下の表は、ペット飼育希望者が直面する主な課題を整理したものです:
| 課題 | 具体内容 | 影響 |
|---|---|---|
| 物件数の少なさ | ペット可物件自体が全体の2割未満 | 選択肢が限られ、希望との一致が困難 |
| 条件のトレードオフ | 広さや家賃、立地など他条件の妥協が必要 | 理想の住まいとのギャップを埋めにくい |
| 探す期間の長期化 | 2ヶ月以上かかるケースが増加 | 引越し計画や生活準備が延びる |
これらの課題を乗り越えるには、こまめな情報収集や、条件優先順位の整理、地域に強い弊社のような専門の不動産会社への相談が有効です。理想に近い住まいを効率よく見つけるために、柔軟な姿勢と戦略的なアプローチが求められます。
釈然としない条件の裏にある構造的要因
ペット飼育可能物件の敷居が高く感じられる背景には、いくつかの制度的な障壁や市場・運用の構造的要因があります。
まず、保証金やペット料金、犬種・頭数制限といった制度的障壁が存在します。多くの物件では、退去時の原状回復費用や消臭・損傷補修を補うために、追加の敷金やペット専用保証金を設定する場合があります。また、犬や猫の種類や頭数を制限することでリスク軽減を図る運用もよく見られます。こうした制度的な仕組みが、希望する飼育形態と提供内容との間にギャップを生み、選択肢を狭めているといえます。
次に、集合住宅特有の管理・運用上の負担があります。壁や床への傷、におい、騒音などは管理者やオーナーにとって大きな負担となり得ます。近隣トラブルや共用部の損傷を防ぐために、ペット共生型では設備や管理規約が強化される一方で、その設計と維持にはコストや手間がかかり、物件オーナー側の導入ハードルが高くなります。

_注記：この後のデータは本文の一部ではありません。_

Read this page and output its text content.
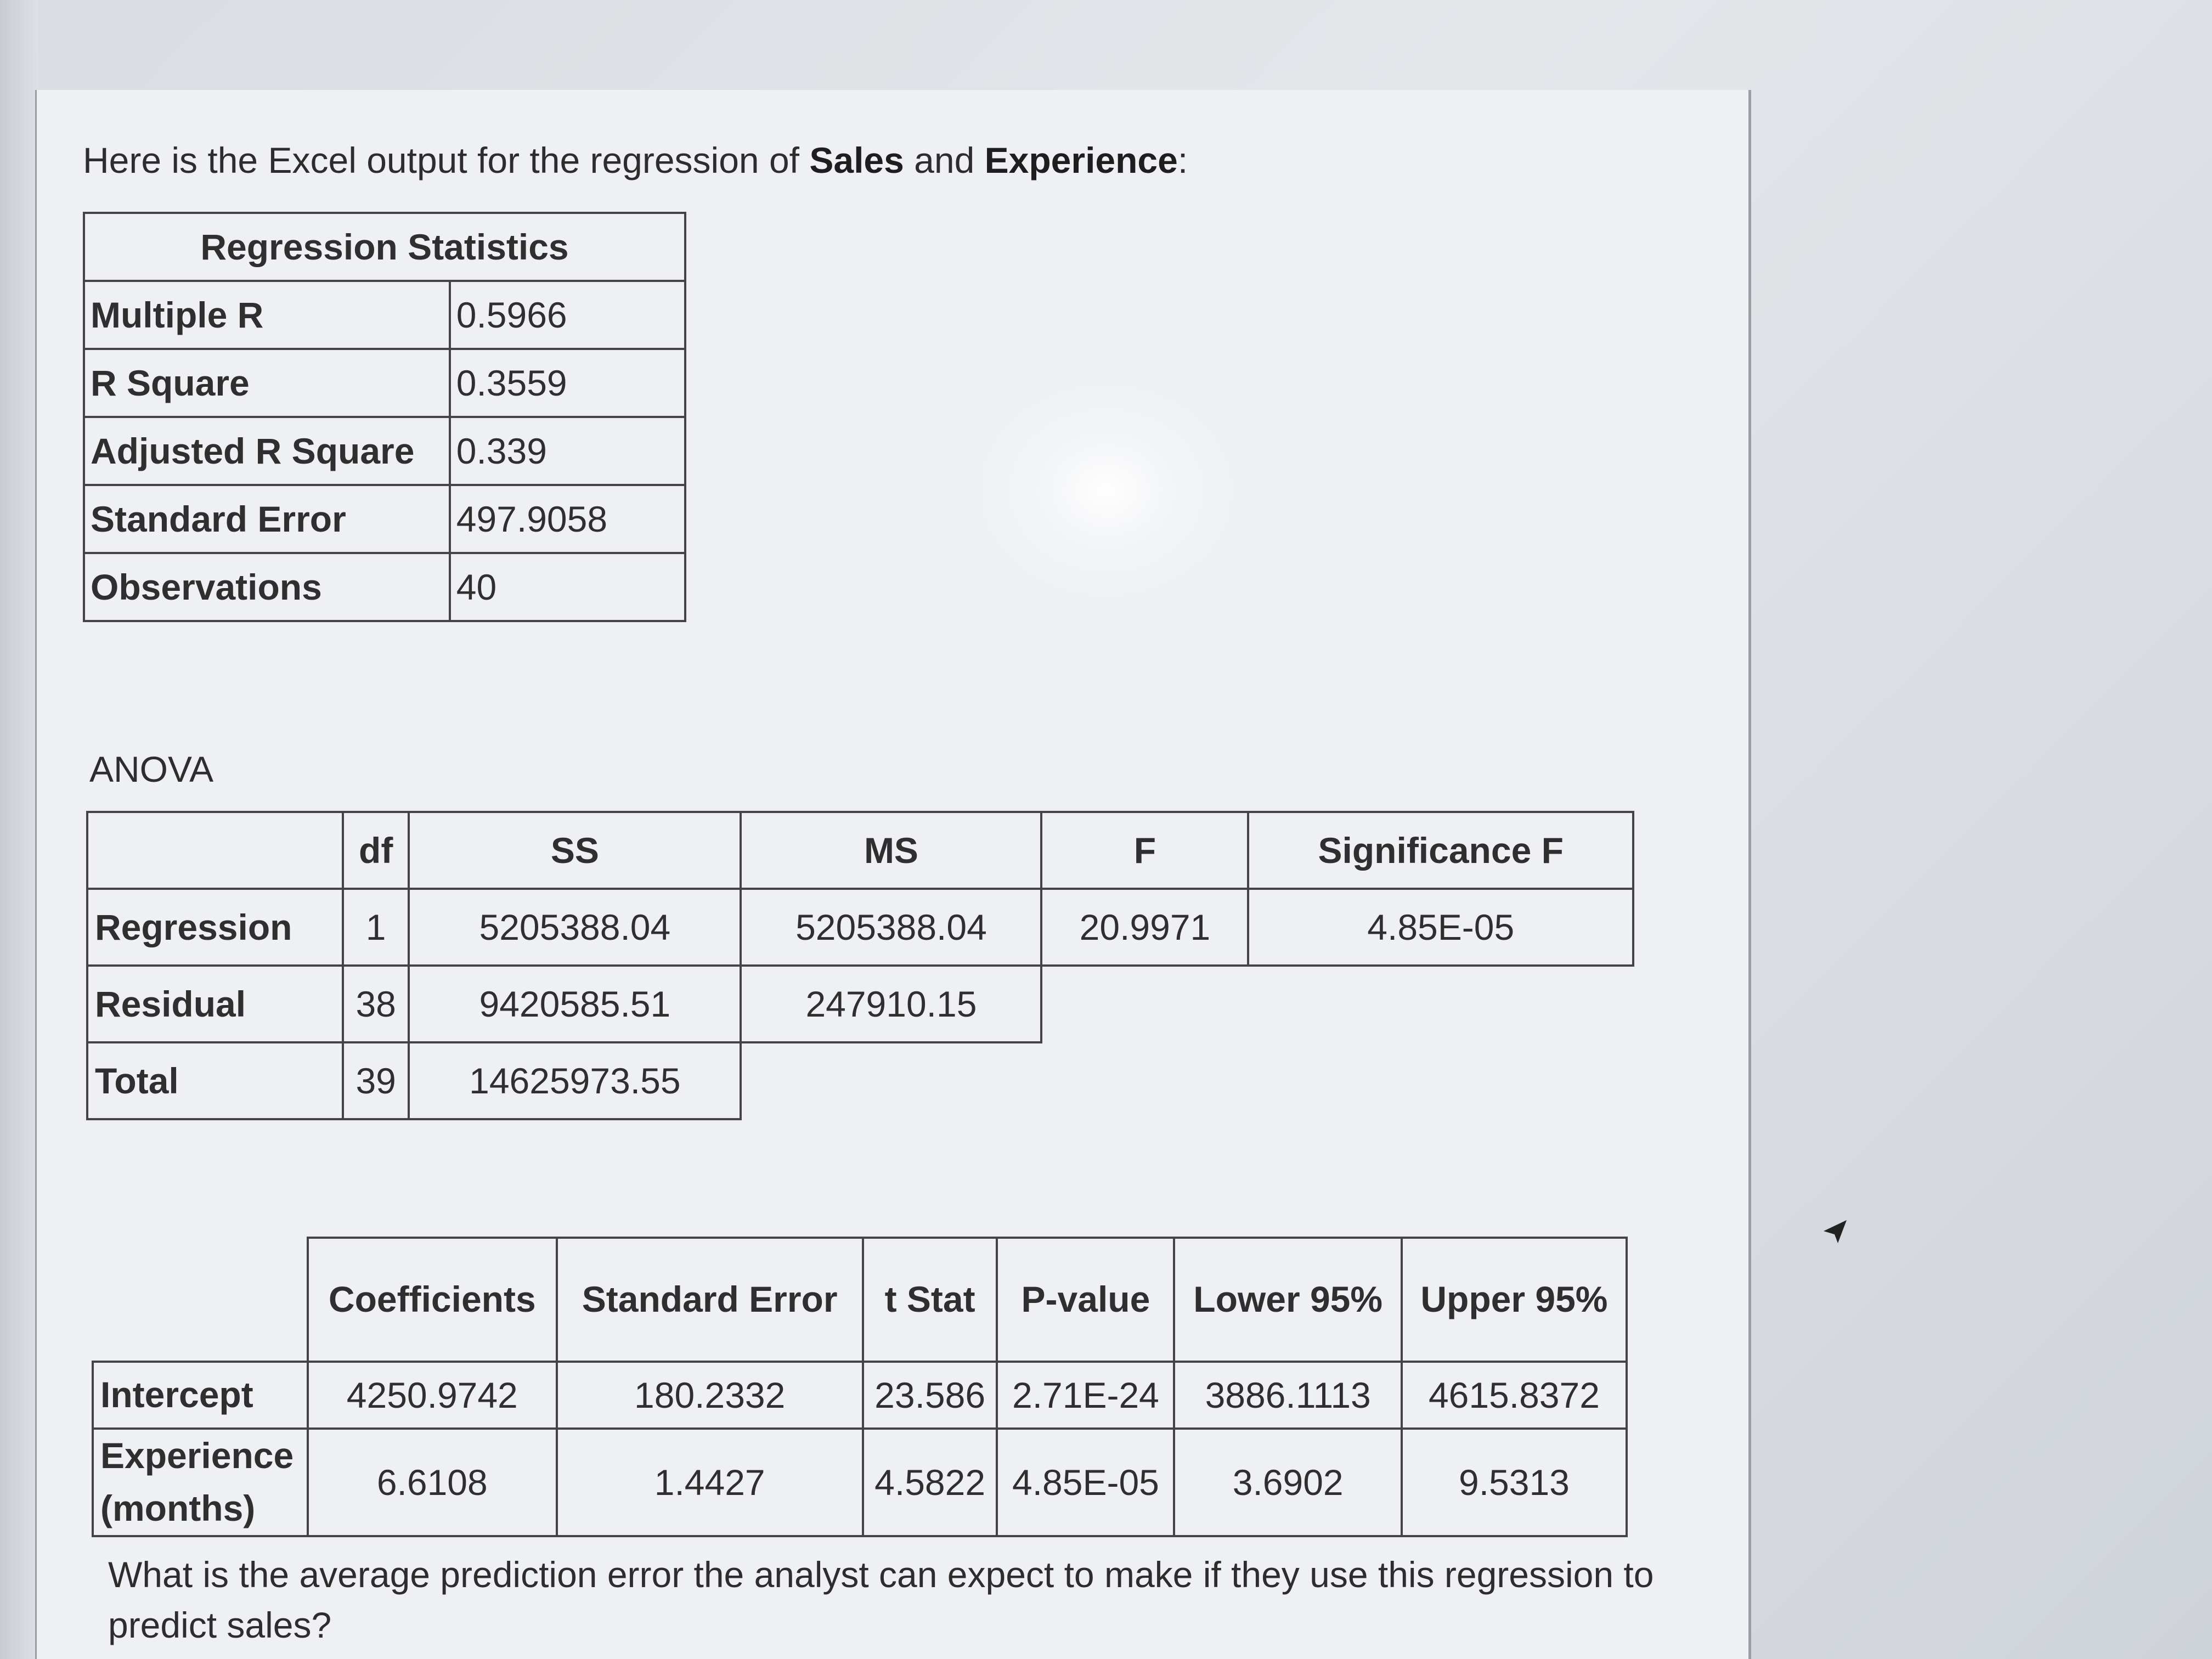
Here is the Excel output for the regression of Sales and Experience:
Regression Statistics	
Multiple R	0.5966
R Square	0.3559
Adjusted R Square	0.339
Standard Error	497.9058
Observations	40
ANOVA
	df	SS	MS	F	Significance F
Regression	1	5205388.04	5205388.04	20.9971	4.85E-05
Residual	38	9420585.51	247910.15		
Total	39	14625973.55			
	Coefficients	Standard Error	t Stat	P-value	Lower 95%	Upper 95%
Intercept	4250.9742	180.2332	23.586	2.71E-24	3886.1113	4615.8372
Experience (months)	6.6108	1.4427	4.5822	4.85E-05	3.6902	9.5313
What is the average prediction error the analyst can expect to make if they use this regression to predict sales?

さらに、需要に応じた供給が追いつきにくい市場構造の問題もあります。賃貸市場全体に占める”ペット相談可”の物件は2割未満とされ、実際に「ペット可」と表示された物件数も地域によっては10〜15%程度に留まります。こうした供給不足が、希望する物件が見つかりにくい状況を助長しています。
| 構造的要因 | 具体的内容 | 影響 |
|---|---|---|
| 制度的障壁 | 追加保証金・頭数制限など | 希望者が応募しづらい |
| 管理上の負担 | 損傷・騒音・におい対策の必要性 | 物件導入コスト増加 |
| 供給不足 | 物件数が全体の1〜2割に留まる | 選択肢が少なく探しにくい |
このように、制度設計・管理負担・市場供給という三つの構造的要因が重なり合い、結果としてペット飼育可能物件の提供が限られている状況になっています。
まとめ
ペット飼育可能な賃貸物件は、年々需要が高まっている一方で、供給が限られているため、理想の住まいを見つけることが難しい状況が続いています。オーナーや管理会社が物件をペット不可とする主な理由には、原状回復への懸念や近隣トラブルのリスク、条件設定の難しさなどが挙げられます。その結果、ペットを飼いたい方は希望の条件をすべて満たす物件に出会いにくく、探す期間も長くなりがちです。背景には、制度や管理体制、そして市場構造の課題も深く関わっています。ペットと暮らせる住まいを探す際、これらの事情を理解したうえで、適切に対策を講じることが大切です。